# Electric field between 2 plates

1. Nov 11, 2009

### staetualex

Why electric field between 2 charged plates is sigma(surface charge density)/(2epsilonO) permitivity of free space?

2. Nov 12, 2009

### blitz.km

You are wrong brother..
The electric field between 2 charged plated is sigma/epsilonO.. provided both the plates have equal and opposite charge..
This is proved using Gauss's Law.

Cheers

3. Nov 12, 2009

### staetualex

Yeah, sorry, one plate comes with sigma/2epsilon0, another comes with sigma/2epsilon0, add them together and we get sigma/epsilon0. Anyone wants to share why is the electric field sigma/2epsilon0?

4. Nov 12, 2009

### blitz.km

5. Nov 12, 2009

### ZapperZ

Staff Emeritus
Your question is vague.

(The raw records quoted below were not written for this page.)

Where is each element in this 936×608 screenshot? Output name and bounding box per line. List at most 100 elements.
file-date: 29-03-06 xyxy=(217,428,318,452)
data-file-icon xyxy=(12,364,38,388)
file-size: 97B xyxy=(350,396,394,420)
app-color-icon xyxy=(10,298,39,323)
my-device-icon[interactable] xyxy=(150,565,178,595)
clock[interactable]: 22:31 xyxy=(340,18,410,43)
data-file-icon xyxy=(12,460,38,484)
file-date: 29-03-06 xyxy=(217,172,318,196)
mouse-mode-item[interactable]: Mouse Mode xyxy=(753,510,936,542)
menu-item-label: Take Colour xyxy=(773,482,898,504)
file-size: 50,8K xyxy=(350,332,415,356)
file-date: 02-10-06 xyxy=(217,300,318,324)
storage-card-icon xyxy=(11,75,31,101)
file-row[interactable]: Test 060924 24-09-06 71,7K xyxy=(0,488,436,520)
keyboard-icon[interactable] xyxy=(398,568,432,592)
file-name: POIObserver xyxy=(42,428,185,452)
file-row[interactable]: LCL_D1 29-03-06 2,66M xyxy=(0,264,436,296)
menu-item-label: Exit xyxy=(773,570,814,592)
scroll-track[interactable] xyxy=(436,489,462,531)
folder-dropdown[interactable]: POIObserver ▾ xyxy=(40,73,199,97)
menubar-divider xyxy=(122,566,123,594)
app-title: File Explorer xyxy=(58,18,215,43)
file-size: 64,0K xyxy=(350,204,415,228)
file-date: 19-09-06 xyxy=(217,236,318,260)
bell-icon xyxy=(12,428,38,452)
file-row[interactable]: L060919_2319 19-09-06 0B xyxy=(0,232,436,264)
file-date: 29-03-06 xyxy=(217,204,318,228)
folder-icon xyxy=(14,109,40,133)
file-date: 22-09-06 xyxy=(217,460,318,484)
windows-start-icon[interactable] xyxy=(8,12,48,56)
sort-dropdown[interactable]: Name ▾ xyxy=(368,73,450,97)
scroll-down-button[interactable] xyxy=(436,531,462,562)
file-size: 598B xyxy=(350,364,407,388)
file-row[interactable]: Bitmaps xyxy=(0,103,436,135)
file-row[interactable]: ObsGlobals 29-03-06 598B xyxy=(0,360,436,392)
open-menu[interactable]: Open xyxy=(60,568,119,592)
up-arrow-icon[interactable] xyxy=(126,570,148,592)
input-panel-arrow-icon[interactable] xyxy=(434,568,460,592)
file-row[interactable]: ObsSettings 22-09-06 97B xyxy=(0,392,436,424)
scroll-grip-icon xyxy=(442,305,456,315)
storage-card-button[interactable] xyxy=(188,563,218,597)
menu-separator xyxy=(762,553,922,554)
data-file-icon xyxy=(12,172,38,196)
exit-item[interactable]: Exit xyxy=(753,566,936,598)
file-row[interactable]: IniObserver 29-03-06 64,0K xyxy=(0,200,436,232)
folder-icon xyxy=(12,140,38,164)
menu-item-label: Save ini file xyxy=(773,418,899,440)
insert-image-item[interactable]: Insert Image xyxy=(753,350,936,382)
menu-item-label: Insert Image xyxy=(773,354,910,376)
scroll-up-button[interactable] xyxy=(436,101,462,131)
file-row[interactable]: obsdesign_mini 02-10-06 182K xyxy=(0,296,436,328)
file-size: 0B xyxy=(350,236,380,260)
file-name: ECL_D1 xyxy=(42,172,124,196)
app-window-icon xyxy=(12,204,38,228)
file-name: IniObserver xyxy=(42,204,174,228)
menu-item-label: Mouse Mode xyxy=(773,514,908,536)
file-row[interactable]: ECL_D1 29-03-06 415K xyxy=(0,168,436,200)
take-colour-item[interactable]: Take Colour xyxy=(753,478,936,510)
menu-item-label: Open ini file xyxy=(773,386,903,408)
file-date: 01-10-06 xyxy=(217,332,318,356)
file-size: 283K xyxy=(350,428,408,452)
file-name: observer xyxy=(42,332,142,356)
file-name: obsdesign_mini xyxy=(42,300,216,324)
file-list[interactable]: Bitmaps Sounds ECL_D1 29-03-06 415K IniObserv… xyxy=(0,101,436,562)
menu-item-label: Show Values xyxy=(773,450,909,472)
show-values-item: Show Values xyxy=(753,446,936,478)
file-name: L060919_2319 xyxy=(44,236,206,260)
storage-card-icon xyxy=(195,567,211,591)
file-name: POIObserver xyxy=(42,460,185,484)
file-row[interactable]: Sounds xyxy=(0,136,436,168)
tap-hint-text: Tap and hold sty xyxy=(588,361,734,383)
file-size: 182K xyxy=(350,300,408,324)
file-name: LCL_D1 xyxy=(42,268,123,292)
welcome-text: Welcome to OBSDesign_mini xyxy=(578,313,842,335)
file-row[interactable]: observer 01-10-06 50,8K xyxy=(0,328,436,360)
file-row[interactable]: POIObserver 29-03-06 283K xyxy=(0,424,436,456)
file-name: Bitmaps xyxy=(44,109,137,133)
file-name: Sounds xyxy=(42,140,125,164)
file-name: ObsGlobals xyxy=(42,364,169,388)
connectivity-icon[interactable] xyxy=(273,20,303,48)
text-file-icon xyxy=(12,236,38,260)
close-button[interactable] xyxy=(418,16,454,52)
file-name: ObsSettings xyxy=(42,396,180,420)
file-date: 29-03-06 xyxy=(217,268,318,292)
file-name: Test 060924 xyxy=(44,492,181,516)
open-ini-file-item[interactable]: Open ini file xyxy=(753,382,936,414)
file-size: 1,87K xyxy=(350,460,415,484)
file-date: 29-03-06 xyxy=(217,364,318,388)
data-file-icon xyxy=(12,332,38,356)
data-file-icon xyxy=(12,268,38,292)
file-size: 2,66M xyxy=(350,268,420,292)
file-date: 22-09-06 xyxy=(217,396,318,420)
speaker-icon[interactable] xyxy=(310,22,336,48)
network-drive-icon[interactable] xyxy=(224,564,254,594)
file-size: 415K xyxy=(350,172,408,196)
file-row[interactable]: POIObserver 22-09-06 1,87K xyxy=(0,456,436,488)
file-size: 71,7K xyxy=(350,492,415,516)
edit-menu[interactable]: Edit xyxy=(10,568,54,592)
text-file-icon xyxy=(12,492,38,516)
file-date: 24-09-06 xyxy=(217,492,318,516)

Are you asking HOW one derives such an electric field for that configuration? If you are, then you already had your answer via Gauss's law. If you are asking on how to make such a derivation, then you need to make further elaboration on your academic background, i.e. have you been taught Gauss's law and how to apply it? And this needs to be done in the HW/Coursework forum.

Zz.

6. Nov 12, 2009

### staetualex

Finished high school, no college (19). I was studying Coloumb's law, electric flux and so on, and i stumbled upon that formula. Just wanted to know why the formula valid. That link, with gauss law, it may help me prove myself, just need to crunch the numbers.